Por su parte, Rosa, una vez finalizado el MUWI, sigue manifestando su «profundo malestar por los niveles de ruido extremos que hemos sufrido durante todo el día, no solo durante los conciertos, sino, especialmente, por la actividad continuada de DJs en el Frontón del Revellín».

Esta vecina de la zona denuncia que «los decibelios alcanzados en muchos momentos han sido claramente excesivos, afectando seriamente al descanso, la tranquilidad y la calidad de vida de los vecinos. Esta situación resulta aún más grave cuando se extiende a lo largo de todo el día, sin apenas pausas, con música a todo volumen que retumba incluso dentro de las viviendas».

Y su pregunta es: «¿Este tipo de eventos están controlados con el mismo rigor con el que se aplican otras normativas en Logroño? No se trata de estar en contra de la cultura o la música, sino de que se respete un equilibrio razonable entre ocio y convivencia».

Rosa subraya que en muchos países europeos se observa un mayor respeto hacia los colectivos vulnerables al ruido, como niños, personas mayores o personas con sensibilidad sensorial. También se respetan horarios más razonables y se exige a los organizadores un cumplimiento estricto de los límites legales de decibelios.

Por todo esto, «pido públicamente que se revise la gestión de este tipo de festivales, que se midan y controlen los decibelios de manera efectiva, y que se establezcan horarios compatibles con el descanso de la población. Exijo responsabilidad a quienes ostentan cargos políticos en la ciudad. Su función es proteger el bienestar de todos los ciudadanos, no solo de los que disfrutan de estos eventos».

Y por último, Rosa espera unas disculpas públicas y, sobre todo, medidas concretas. «No se puede seguir organizando eventos a cualquier precio, sin tener en cuenta el impacto que tienen en la vida cotidiana de toda una ciudad».

Las explicaciones

Según indicó el concejal Jesús López, la medida podría implicar que el espacio quedara «más constreñido», aunque considera que «tendrá que asumirse a fin de que las molestias sean las mínimas». El edil ha aclarado que, desde el punto de vista medioambiental, el ajardinamiento de la zona «no se ha visto afectado en absoluto», pero ha subrayado la necesidad de tomar medidas correctoras tras las quejas recibidas.

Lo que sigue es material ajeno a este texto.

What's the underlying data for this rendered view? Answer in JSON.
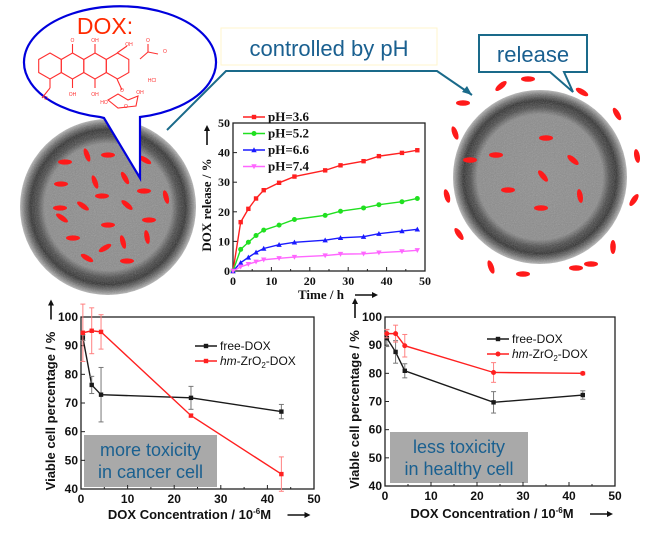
{
  "figure": {
    "bubble_title": "DOX:",
    "structure_labels": [
      "O",
      "OH",
      "OH",
      "O",
      "O",
      "OH",
      "OH",
      "O",
      "HCl",
      "OH",
      "HO",
      "O",
      "O"
    ],
    "controlled_label": "controlled by pH",
    "release_label": "release",
    "colors": {
      "particle": "#ff1a1a",
      "callout_blue": "#0000dd",
      "callout_teal": "#1a6a8a",
      "text_teal": "#1a6090",
      "annotation_bg": "#a9a9a9"
    }
  },
  "chart_data": [
    {
      "type": "line",
      "xlabel": "Time / h",
      "ylabel": "DOX release / %",
      "xlim": [
        0,
        50
      ],
      "ylim": [
        0,
        50
      ],
      "xticks": [
        "0",
        "10",
        "20",
        "30",
        "40",
        "50"
      ],
      "yticks": [
        "0",
        "10",
        "20",
        "30",
        "40",
        "50"
      ],
      "grid": false,
      "legend": "top-left",
      "x": [
        0,
        2,
        4,
        6,
        8,
        12,
        16,
        24,
        28,
        34,
        38,
        44,
        48
      ],
      "series": [
        {
          "name": "pH=3.6",
          "color": "#ff2020",
          "marker": "square",
          "values": [
            0,
            16.5,
            21,
            24.5,
            27.3,
            29.8,
            31.9,
            34,
            35.7,
            37.1,
            38.8,
            39.9,
            40.8
          ]
        },
        {
          "name": "pH=5.2",
          "color": "#20e020",
          "marker": "circle",
          "values": [
            0,
            7.3,
            9.7,
            12,
            13.8,
            15.5,
            17.4,
            18.8,
            20.2,
            21.3,
            22.4,
            23.4,
            24.5
          ]
        },
        {
          "name": "pH=6.6",
          "color": "#1a1aff",
          "marker": "triangle-up",
          "values": [
            0,
            2.8,
            4.6,
            6.3,
            7.6,
            8.9,
            9.7,
            10.4,
            11.2,
            11.6,
            12.6,
            13.5,
            14.1
          ]
        },
        {
          "name": "pH=7.4",
          "color": "#ff66ff",
          "marker": "triangle-down",
          "values": [
            0,
            1.4,
            2.3,
            3.1,
            3.8,
            4.3,
            4.7,
            5.2,
            5.7,
            5.8,
            6.2,
            6.6,
            7.0
          ]
        }
      ]
    },
    {
      "type": "line",
      "xlabel": {
        "main": "DOX Concentration / 10",
        "sup": "-6",
        "unit": "M"
      },
      "ylabel": "Viable cell percentage / %",
      "xlim": [
        0,
        50
      ],
      "ylim": [
        40,
        100
      ],
      "xticks": [
        "0",
        "10",
        "20",
        "30",
        "40",
        "50"
      ],
      "yticks": [
        "40",
        "50",
        "60",
        "70",
        "80",
        "90",
        "100"
      ],
      "grid": false,
      "legend": "top-right",
      "annotation": [
        "more toxicity",
        "in cancer cell"
      ],
      "x": [
        0.4,
        2.3,
        4.3,
        23.6,
        43
      ],
      "series": [
        {
          "name": "free-DOX",
          "color": "#1a1a1a",
          "marker": "square",
          "values": [
            92.8,
            76.3,
            72.9,
            71.8,
            67
          ],
          "errors": [
            1,
            3,
            9.5,
            4,
            2.5
          ]
        },
        {
          "name": "hm-ZrO2-DOX",
          "name_parts": {
            "italic": "hm",
            "rest": "-ZrO",
            "sub": "2",
            "tail": "-DOX"
          },
          "color": "#ff2020",
          "marker": "square",
          "values": [
            94.5,
            95.2,
            94.8,
            65.6,
            45.2
          ],
          "errors": [
            10,
            8,
            6,
            0.5,
            6
          ]
        }
      ]
    },
    {
      "type": "line",
      "xlabel": {
        "main": "DOX Concentration / 10",
        "sup": "-6",
        "unit": "M"
      },
      "ylabel": "Viable cell percentage / %",
      "xlim": [
        0,
        50
      ],
      "ylim": [
        40,
        100
      ],
      "xticks": [
        "0",
        "10",
        "20",
        "30",
        "40",
        "50"
      ],
      "yticks": [
        "40",
        "50",
        "60",
        "70",
        "80",
        "90",
        "100"
      ],
      "grid": false,
      "legend": "top-right",
      "annotation": [
        "less toxicity",
        "in healthy cell"
      ],
      "x": [
        0.4,
        2.3,
        4.3,
        23.6,
        43
      ],
      "series": [
        {
          "name": "free-DOX",
          "color": "#1a1a1a",
          "marker": "square",
          "values": [
            92.5,
            87.6,
            80.9,
            69.7,
            72.3
          ],
          "errors": [
            3,
            4,
            2.5,
            3.8,
            1.5
          ]
        },
        {
          "name": "hm-ZrO2-DOX",
          "name_parts": {
            "italic": "hm",
            "rest": "-ZrO",
            "sub": "2",
            "tail": "-DOX"
          },
          "color": "#ff2020",
          "marker": "circle",
          "values": [
            94.1,
            94.1,
            89.8,
            80.3,
            80
          ],
          "errors": [
            1.5,
            3,
            4,
            3.5,
            0.5
          ]
        }
      ]
    }
  ]
}
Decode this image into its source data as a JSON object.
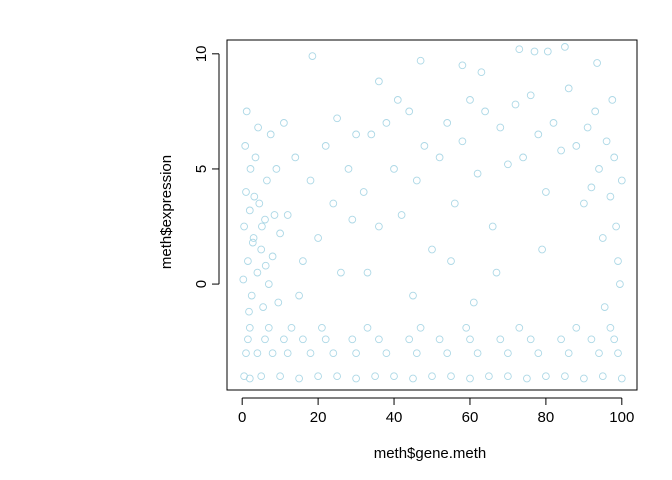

López recordó que el Ayuntamiento ya aplicó una solución similar al trasladar el escenario del antiguo ‘Espacio Peñas’ a la nueva ‘Terraza de San Mateo’, reorientándolo hacia zonas alejadas de viviendas.

El concejal confirmó que el aparcamiento de Valbuena seguirá utilizándose como espacio para eventos, aunque ha precisado que «las veces en las que se den cita artistas con mucha capacidad y potencia o se congregue un elevado número de asistentes, tendremos que readaptar el espacio para no generar molestias al vecindario».